How Leonard Chess Helped Make Muddy Waters
The story of Jewish immigrants and black migrants in Chicago, and how the blues were recorded, packaged, and sold.
Rich Cohen is one of those enviable writers whose intelligence and enthusiasm touches everything he writes about, from Jewish Gangers to the Chicago Bears’ 46-Defense. His family memoir, Sweet and Low, is a tour de force of reporting and memory—tender, curious, and exceptionally funny. One of his most entertaining books is about Chess Records, the legendary Blues record label. It’s the story of Jewish immigrants and black migrants in Chicago, and how the blues were recorded, packaged, and sold. Originally titled Machers and Rockers, and better known as The Record Men: The Chess Brothers and the Birth of Rock & Roll dig into the story of Leonard Chess and Muddy Waters. You’ll only want more and Cohen’s brisk, informal history is a terrific overview of that scene. Course, you’ll also want to make your way post haste over to YouTube to listen to Waters, one of the great musicians this country has ever produced.
Leonard Chess had just turned forty. He had two children and was living on the South Shore of Chicago. Each new station in his life would be marked by a new house, a new office. It’s one of the places where the Jewish character and the American character bleed into one, this rootlessness, this urge to roam: how can you tell you are moving if the scenery doesn’t change?

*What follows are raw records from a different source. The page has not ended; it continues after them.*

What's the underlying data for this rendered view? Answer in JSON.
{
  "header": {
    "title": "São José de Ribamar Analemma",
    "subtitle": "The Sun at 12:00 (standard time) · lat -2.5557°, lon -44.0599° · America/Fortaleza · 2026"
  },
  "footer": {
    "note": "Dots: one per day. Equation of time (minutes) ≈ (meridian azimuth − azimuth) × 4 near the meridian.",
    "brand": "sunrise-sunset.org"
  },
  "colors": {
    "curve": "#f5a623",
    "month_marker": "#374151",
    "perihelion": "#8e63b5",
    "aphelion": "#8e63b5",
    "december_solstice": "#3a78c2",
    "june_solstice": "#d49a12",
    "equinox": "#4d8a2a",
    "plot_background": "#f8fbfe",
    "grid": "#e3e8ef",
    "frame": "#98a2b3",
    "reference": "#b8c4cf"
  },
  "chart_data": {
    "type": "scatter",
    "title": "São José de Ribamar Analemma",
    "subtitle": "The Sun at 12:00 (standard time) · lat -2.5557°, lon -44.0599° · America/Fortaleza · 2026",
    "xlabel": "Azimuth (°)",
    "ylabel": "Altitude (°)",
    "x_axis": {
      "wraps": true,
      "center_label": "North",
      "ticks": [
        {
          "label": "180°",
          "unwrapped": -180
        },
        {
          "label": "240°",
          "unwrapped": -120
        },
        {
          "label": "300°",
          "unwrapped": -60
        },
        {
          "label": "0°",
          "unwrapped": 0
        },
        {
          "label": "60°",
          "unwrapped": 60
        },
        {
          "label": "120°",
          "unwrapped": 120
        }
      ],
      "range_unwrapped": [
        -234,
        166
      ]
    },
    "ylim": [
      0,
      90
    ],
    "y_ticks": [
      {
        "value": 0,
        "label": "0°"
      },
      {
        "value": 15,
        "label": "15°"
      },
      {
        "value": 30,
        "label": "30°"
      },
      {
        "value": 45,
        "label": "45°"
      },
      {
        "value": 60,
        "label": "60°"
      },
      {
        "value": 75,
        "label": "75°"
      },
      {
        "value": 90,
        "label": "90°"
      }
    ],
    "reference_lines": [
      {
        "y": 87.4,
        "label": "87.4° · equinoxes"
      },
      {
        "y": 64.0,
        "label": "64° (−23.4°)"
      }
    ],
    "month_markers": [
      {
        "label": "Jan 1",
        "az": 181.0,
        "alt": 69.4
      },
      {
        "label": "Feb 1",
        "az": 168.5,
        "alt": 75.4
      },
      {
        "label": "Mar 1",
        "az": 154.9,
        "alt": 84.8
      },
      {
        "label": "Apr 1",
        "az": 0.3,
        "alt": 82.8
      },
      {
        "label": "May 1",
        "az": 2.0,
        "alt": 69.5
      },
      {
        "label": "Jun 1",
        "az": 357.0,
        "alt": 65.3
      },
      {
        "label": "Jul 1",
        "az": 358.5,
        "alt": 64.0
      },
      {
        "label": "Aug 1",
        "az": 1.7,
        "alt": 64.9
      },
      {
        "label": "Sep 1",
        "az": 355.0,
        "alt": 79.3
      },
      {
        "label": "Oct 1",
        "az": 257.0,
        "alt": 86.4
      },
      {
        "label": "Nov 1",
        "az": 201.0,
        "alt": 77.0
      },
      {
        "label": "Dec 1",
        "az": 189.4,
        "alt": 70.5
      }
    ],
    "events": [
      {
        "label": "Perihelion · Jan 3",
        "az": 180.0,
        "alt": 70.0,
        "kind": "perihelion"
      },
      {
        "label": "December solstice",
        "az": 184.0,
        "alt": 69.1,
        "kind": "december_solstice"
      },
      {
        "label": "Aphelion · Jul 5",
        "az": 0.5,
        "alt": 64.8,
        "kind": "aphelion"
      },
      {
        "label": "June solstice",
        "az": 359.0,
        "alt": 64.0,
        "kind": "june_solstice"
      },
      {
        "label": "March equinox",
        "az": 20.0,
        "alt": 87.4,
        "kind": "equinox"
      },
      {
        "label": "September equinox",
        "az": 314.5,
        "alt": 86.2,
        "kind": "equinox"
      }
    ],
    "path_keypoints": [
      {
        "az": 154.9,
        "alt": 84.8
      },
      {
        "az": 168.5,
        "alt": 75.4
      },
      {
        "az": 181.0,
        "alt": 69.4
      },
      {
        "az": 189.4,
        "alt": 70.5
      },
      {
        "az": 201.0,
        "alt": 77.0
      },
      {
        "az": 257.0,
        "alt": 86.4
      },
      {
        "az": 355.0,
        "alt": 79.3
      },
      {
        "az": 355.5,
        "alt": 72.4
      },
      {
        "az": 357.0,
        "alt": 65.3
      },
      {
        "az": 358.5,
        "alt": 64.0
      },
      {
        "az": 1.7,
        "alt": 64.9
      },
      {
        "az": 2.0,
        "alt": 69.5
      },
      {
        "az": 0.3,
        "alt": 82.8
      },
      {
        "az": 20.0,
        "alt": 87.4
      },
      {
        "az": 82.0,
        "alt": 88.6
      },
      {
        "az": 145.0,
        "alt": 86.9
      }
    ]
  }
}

Leonard truly became Leonard only at forty. As a young man, he seems miscast, itchy in the too-tight costume of youth, a man who craves the authority of middle-age-papa, with his brood and mind made up and voice so much like the rumble of a bass guitar. Leonard fully realized: a man who knows when to shout and when to whisper; who, though balding, never attempts a comb-over; who, though graying, never attempts a dye, and wears bland suits and blah shirts and lets his eyes carry the weight of expression. A man who sits on his desk, folds his arms, lets his head roll back and says, “We take care of this problem now, or it takes care of us later.”